Singapore shares eased slightly on Tuesday, but shopping mall operator CapitaMalls Asia Ltd outperformed the market, rising more than 4 percent.
The Straits Times Index was down 0.1 percent at 3,051.98, while MSCI’s broadest index of Asia-Pacific shares outside Japan was 0.7 percent higher.
The biggest decliners include Jardine Cycle & Carriage Ltd and Hutchison Port Holdings Trust, which dropped more than 2 percent and 1 percent, respectively.
“With the FSSTI trading close to 3,000 again, we see more value at these levels while we were generally cautious closer to 3,400,” said CIMB Research in a report.
CIMB said while fragile growth in emerging markets and rising interest rates were hammering the global equity markets, Singapore’s market valuations were undemanding and the companies’ balance sheets had little gearing.

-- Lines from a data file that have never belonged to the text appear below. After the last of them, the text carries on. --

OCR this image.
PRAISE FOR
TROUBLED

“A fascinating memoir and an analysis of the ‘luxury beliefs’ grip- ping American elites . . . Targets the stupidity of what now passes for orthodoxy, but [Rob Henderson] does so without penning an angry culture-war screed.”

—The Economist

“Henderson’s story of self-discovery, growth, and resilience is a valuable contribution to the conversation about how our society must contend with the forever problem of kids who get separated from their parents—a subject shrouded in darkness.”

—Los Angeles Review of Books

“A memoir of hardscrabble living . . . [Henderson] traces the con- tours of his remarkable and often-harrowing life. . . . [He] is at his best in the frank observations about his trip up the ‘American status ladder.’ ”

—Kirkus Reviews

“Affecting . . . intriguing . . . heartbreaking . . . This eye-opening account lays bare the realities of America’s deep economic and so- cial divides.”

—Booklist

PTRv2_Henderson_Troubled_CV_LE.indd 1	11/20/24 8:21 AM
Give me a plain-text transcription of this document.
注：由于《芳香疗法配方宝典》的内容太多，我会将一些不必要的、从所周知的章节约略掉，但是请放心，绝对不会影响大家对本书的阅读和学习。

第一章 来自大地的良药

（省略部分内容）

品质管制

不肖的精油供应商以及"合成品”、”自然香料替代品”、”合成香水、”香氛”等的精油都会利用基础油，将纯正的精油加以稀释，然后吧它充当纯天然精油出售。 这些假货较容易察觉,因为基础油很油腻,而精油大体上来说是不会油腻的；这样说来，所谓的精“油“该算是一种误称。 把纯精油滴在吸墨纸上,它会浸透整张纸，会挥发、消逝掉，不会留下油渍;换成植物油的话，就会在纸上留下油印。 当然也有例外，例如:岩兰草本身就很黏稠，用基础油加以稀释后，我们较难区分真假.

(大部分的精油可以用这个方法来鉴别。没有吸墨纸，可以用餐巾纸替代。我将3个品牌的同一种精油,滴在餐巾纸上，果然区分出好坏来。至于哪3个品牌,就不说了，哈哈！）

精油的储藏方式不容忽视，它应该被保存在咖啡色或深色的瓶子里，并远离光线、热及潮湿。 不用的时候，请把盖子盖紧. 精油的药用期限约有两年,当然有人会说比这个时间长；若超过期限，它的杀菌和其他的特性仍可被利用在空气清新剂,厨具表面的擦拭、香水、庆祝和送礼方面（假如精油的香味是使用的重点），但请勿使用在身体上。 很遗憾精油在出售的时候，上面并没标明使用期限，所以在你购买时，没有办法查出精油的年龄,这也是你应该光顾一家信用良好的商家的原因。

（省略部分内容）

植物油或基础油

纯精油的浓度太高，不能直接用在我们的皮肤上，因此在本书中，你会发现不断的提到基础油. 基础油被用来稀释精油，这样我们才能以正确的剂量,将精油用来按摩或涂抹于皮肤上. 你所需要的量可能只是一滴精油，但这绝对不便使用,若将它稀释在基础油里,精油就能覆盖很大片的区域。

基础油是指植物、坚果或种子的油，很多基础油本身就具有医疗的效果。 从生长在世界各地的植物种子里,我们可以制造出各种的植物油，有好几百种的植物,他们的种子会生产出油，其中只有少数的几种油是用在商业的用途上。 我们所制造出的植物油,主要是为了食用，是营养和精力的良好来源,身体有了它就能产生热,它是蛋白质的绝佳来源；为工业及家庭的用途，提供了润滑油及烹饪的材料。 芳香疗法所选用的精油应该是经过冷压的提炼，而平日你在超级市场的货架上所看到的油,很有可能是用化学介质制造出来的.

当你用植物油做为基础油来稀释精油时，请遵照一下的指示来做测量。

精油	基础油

The bulk of the local consumers are also not overstretched and the banks have large capital buffers, CIMB said. It has an ‘overweight’ rating on the consumer, capital goods and property sectors.
CapitaMalls shares rose as much as 4.5 percent to S$1.865 with nearly 12 million shares traded, 1.7 times the average full-day volume over the past 30 days.
The company, which has 83 operational malls in Singapore, China, Malaysia, Japan and India, said in a recent presentation that it plans to open seven new malls by 2014. It also aims to open 13 malls in 2015 and beyond.